Homicides in Alberta RCMP Jurisdictions 2006-2015

2015 65
2014 36
2013 36
2012 33
2011 51
2010 40
2009 38
2007 22
2006 36
2005 47
  • The first step in a RCMP homicide investigation involves RCMP personnel from the local detachment area attending the location. They respond to any immediate public safety threats and secure the crime scene.
  • The Major Crime Unit (MCU), based in Edmonton and Calgary, is engaged immediately.
  • There are 60 homicide investigators working in MCU.
  • In most cases, MCU investigators travel to by car, but travel to more remote locations may require other modes of transportation.

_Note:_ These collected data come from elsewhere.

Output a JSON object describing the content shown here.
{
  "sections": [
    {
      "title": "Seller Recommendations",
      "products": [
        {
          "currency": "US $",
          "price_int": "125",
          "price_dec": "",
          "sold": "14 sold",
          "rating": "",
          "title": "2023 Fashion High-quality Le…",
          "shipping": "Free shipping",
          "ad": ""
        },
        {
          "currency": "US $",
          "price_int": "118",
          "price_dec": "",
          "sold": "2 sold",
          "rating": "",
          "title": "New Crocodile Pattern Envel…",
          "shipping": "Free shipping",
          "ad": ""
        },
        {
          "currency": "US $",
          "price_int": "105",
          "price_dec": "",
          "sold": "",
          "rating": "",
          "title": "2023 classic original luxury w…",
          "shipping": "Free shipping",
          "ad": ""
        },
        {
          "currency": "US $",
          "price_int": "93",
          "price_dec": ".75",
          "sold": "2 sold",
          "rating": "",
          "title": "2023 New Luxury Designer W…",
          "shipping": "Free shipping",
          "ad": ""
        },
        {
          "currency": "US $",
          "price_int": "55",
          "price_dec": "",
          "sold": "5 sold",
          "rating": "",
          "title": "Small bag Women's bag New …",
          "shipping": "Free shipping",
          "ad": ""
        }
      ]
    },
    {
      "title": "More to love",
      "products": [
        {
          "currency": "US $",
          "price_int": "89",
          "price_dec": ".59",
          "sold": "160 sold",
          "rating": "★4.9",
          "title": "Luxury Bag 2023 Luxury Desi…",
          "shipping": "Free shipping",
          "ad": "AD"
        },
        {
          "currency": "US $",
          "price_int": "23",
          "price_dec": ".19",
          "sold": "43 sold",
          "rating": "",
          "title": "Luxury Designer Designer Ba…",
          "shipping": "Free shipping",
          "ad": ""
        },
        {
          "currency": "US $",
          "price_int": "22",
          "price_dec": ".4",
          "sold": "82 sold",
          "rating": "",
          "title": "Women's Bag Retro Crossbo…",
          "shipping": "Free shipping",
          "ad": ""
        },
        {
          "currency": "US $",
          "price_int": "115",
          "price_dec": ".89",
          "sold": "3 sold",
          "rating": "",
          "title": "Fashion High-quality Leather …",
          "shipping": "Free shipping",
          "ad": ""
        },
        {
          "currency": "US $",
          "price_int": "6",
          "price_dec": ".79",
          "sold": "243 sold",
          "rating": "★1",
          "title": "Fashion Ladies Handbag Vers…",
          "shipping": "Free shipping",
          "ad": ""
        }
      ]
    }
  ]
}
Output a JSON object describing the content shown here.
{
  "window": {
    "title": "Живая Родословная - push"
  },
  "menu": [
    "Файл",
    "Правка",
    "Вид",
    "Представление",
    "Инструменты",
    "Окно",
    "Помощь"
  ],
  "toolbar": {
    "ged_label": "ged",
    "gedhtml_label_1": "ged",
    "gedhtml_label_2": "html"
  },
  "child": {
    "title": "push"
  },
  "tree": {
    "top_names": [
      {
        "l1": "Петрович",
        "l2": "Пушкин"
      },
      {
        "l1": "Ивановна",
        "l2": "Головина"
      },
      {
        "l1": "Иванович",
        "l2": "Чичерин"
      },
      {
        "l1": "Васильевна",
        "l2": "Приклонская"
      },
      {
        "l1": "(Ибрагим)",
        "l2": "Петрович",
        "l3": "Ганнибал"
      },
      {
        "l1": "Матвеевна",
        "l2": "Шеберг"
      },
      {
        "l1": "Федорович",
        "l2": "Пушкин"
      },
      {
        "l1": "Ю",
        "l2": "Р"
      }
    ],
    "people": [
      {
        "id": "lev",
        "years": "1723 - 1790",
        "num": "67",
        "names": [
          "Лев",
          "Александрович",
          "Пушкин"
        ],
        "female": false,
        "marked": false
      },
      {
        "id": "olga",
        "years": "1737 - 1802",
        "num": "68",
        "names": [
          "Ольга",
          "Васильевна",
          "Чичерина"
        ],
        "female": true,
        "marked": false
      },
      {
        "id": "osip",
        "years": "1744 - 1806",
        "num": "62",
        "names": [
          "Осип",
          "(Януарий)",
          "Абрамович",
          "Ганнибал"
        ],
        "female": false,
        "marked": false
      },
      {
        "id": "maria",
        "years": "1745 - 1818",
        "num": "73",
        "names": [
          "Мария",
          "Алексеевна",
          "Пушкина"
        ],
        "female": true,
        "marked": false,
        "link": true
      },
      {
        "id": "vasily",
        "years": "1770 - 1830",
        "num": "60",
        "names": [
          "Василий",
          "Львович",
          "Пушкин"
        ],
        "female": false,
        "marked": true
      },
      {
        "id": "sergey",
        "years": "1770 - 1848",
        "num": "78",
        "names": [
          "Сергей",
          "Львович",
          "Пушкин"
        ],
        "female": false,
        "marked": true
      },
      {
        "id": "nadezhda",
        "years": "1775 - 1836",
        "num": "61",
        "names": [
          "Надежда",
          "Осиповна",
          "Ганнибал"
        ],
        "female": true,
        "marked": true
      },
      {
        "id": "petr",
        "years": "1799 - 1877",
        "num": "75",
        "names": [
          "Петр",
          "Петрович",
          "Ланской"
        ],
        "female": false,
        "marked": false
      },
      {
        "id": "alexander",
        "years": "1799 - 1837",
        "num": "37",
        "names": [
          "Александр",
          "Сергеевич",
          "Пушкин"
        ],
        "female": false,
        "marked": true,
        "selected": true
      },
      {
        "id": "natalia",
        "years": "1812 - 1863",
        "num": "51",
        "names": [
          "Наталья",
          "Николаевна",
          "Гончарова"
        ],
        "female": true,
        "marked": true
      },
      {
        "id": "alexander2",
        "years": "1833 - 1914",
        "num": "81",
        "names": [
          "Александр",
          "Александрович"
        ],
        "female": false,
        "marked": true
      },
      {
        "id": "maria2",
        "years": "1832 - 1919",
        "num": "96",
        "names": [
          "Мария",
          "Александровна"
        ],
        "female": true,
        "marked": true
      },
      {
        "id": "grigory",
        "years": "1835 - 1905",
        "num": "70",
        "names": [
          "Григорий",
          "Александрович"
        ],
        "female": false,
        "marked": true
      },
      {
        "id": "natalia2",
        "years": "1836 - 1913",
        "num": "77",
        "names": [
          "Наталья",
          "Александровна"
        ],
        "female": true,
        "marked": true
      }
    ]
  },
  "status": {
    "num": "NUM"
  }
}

  • Upon arrival at the scene, MCU investigators assume carriage of the crime scene and the investigation going forward.
  • Forensic Identification Services (FIS) personnel, who are located in 10 locations throughout Alberta, also attend the scene to collect and process evidence.
  • Other units are engaged to assist as required. Units that regularly assist in homicide investigations include the Emergency Response Team, Police Dog Services, Traffic Services, Air Services, Victim Services and the Special Tactical Operations Team. Personnel from RCMP General Investigative Sections located in larger detachment areas throughout Alberta are also engaged to assist as required.
  • The RCMP employs the investigative best practice of frontloading all homicide investigations with the personnel required to ensure police gather as much information as early as possible after the crime occurs.
  • The investigative team continues its work until the case is concluded. In most cases, this involves criminal charges being laid against one or more suspects.
  • A high homicide rate in one year does not mean that existing homicide files are set aside. The RCMP has three teams of six investigators and nine civilian employees who work in the Historical Homicide Unit. Their primary focus is on the 200 unsolved homicides in Alberta dating back to 1983. This ensures that a fluctuating homicide rate does not negatively impact the resources available to work on these files.